Friday, May 24, 2019
Jane Dammen McAuliffe
Doctor of Humane Letters
World-renowned scholar of Islam. Innovative educator. Prolific and insightful author. Champion of women’s rights.
Jane McAuliffe, you are a widely admired educator who has dedicated her career to cultivating meaningful dialogue between Muslims and Christians, promoting global education and advancing women around the world.
Your story is one of setting standards and achieving the highest goals. After graduating with a degree in philosophy and theology from Trinity Washington University, you pursued your Ph.D. in Islamic Studies from the University of Toronto, driven by a desire to learn more about a major world religion and an important area of human culture. Your dissertation revealed the rich vein of knowledge to be mined in comparative explorations of Islam and Christianity and was recognized as exceptional by the Middle East Studies Association.
You employed your newfound knowledge as a professor at Emory University’s Candler School of Theology and later at the University of Toronto as a professor and director of the Centre for the Study of Religion. You continued your distinguished activities at Georgetown University, where you were named the first woman dean of Georgetown College.

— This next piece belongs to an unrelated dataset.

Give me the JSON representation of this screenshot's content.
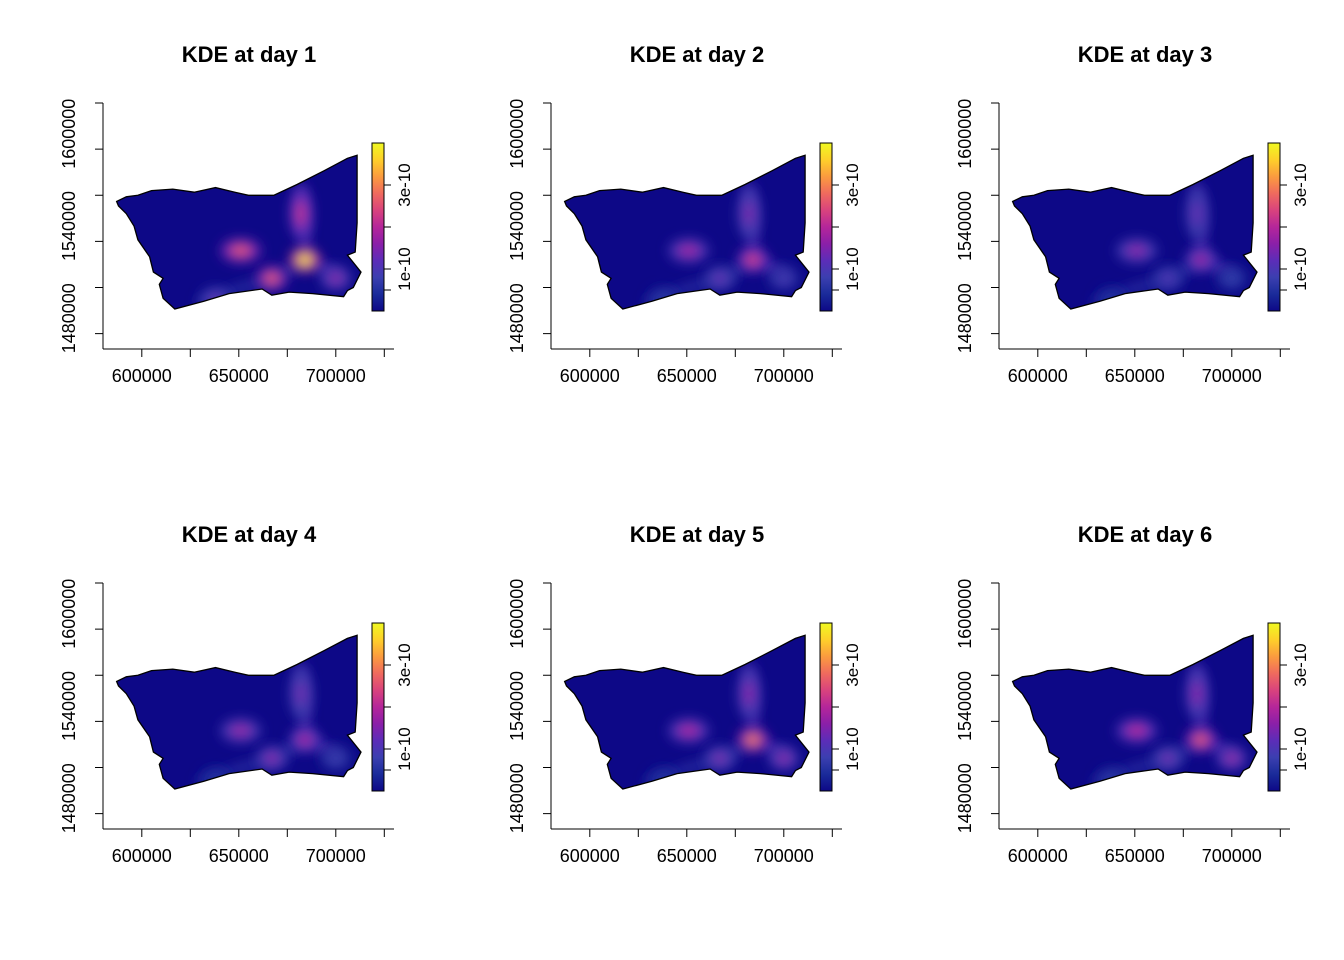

In 2008, you were named president of Bryn Mawr College. For the next five years, you led the institution through a vital period of growth, creating a 10-year, college-wide strategic plan; inaugurating a major in international studies; building university partnerships in Europe, the Middle East and Asia; and partnering with the U.S. Department of State to develop the Women in Public Service program. In 2009, Forbes Magazine recognized your remarkable efforts, naming you a top ‘barrier breaker’ among women presidents.
You retired from Bryn Mawr in 2013 and a year later joined the Library of Congress as one of its highest-ranking members. Initially the director of The John W. Kluge Center and head of the Library’s Office of Scholarly Programs, in 2015 you were appointed the inaugural Director of National and International Outreach, and you now serve as Senior Advisor to the Librarian of Congress.

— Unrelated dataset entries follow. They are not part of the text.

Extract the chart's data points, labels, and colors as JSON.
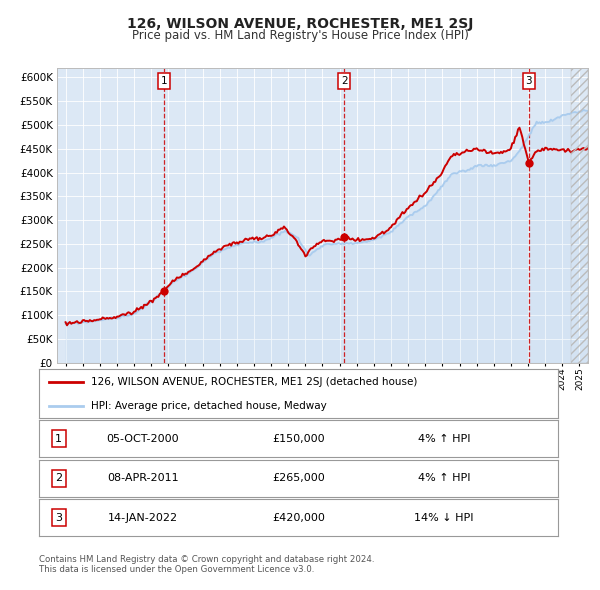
{
  "title": "126, WILSON AVENUE, ROCHESTER, ME1 2SJ",
  "subtitle": "Price paid vs. HM Land Registry's House Price Index (HPI)",
  "legend_line1": "126, WILSON AVENUE, ROCHESTER, ME1 2SJ (detached house)",
  "legend_line2": "HPI: Average price, detached house, Medway",
  "footer1": "Contains HM Land Registry data © Crown copyright and database right 2024.",
  "footer2": "This data is licensed under the Open Government Licence v3.0.",
  "sales": [
    {
      "num": 1,
      "date": "05-OCT-2000",
      "price": 150000,
      "pct": "4%",
      "dir": "↑",
      "x_year": 2000.76
    },
    {
      "num": 2,
      "date": "08-APR-2011",
      "price": 265000,
      "pct": "4%",
      "dir": "↑",
      "x_year": 2011.27
    },
    {
      "num": 3,
      "date": "14-JAN-2022",
      "price": 420000,
      "pct": "14%",
      "dir": "↓",
      "x_year": 2022.04
    }
  ],
  "hpi_color": "#aaccee",
  "price_color": "#cc0000",
  "bg_color": "#dce8f5",
  "ylim": [
    0,
    620000
  ],
  "xlim_start": 1994.5,
  "xlim_end": 2025.5,
  "yticks": [
    0,
    50000,
    100000,
    150000,
    200000,
    250000,
    300000,
    350000,
    400000,
    450000,
    500000,
    550000,
    600000
  ],
  "hpi_anchors_x": [
    1995.0,
    1996.0,
    1997.0,
    1998.0,
    1999.0,
    2000.0,
    2001.0,
    2001.5,
    2002.5,
    2003.5,
    2004.5,
    2005.5,
    2006.5,
    2007.0,
    2007.8,
    2008.5,
    2009.2,
    2010.0,
    2011.0,
    2011.5,
    2012.0,
    2013.0,
    2014.0,
    2015.0,
    2015.5,
    2016.0,
    2017.0,
    2017.5,
    2018.0,
    2018.5,
    2019.0,
    2019.5,
    2020.0,
    2020.5,
    2021.0,
    2021.5,
    2022.0,
    2022.5,
    2023.0,
    2023.5,
    2024.0,
    2024.5,
    2025.3
  ],
  "hpi_anchors_y": [
    82000,
    85000,
    90000,
    95000,
    103000,
    128000,
    160000,
    175000,
    195000,
    225000,
    242000,
    252000,
    255000,
    263000,
    278000,
    265000,
    225000,
    248000,
    252000,
    250000,
    252000,
    258000,
    275000,
    308000,
    318000,
    330000,
    372000,
    395000,
    400000,
    405000,
    415000,
    415000,
    415000,
    420000,
    425000,
    445000,
    475000,
    505000,
    505000,
    510000,
    520000,
    525000,
    530000
  ],
  "price_anchors_x": [
    1995.0,
    1996.0,
    1997.0,
    1998.0,
    1999.0,
    2000.0,
    2000.76,
    2001.0,
    2001.5,
    2002.5,
    2003.5,
    2004.5,
    2005.5,
    2006.5,
    2007.0,
    2007.8,
    2008.5,
    2009.0,
    2009.5,
    2010.0,
    2011.0,
    2011.27,
    2012.0,
    2013.0,
    2014.0,
    2015.0,
    2015.5,
    2016.0,
    2017.0,
    2017.5,
    2018.0,
    2018.5,
    2019.0,
    2019.5,
    2020.0,
    2020.5,
    2021.0,
    2021.5,
    2022.04,
    2022.5,
    2023.0,
    2023.5,
    2024.0,
    2024.5,
    2025.3
  ],
  "price_anchors_y": [
    83000,
    86000,
    91000,
    97000,
    107000,
    130000,
    150000,
    162000,
    178000,
    198000,
    228000,
    248000,
    258000,
    262000,
    268000,
    285000,
    255000,
    225000,
    245000,
    255000,
    260000,
    265000,
    258000,
    262000,
    285000,
    325000,
    340000,
    358000,
    400000,
    435000,
    440000,
    445000,
    448000,
    445000,
    440000,
    442000,
    450000,
    498000,
    420000,
    445000,
    450000,
    450000,
    448000,
    445000,
    448000
  ]
}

Your groundbreaking scholarship and innovative approach to promoting the lifelong benefits of education have earned you numerous commendations. An elected member of the American Philosophical Society, the Council on Foreign Relations and the American Academy of Arts and Sciences, you have received fellowships from the Guggenheim Foundation, the Rockefeller Foundation and the National Endowment for the Humanities.
Currently a Distinguished Fellow of Georgetown University’s Berkley Center for Religion, Peace and World Affairs, you have also served as president of the American Academy of Religion and a member of the World Economic Forum’s GAC on Women’s Empowerment. For a decade, you worked to promote dialogue between Christians and Muslims through your tenure with the Vatican’s Commission for Religious Relations with Muslims.
Throughout your career, you have insightfully advocated for the causes closest to your heart: meaningful interfaith dialogue, thoughtful global education, and the empowerment of women.
That all may know of our great esteem for you and our strong support for your commitment to furthering our understanding of Islam and championing the importance of education and dialogue in advancing our world, the College of the Holy Cross confers upon you this day the degree, Doctor of Humane Letters, honoris causa.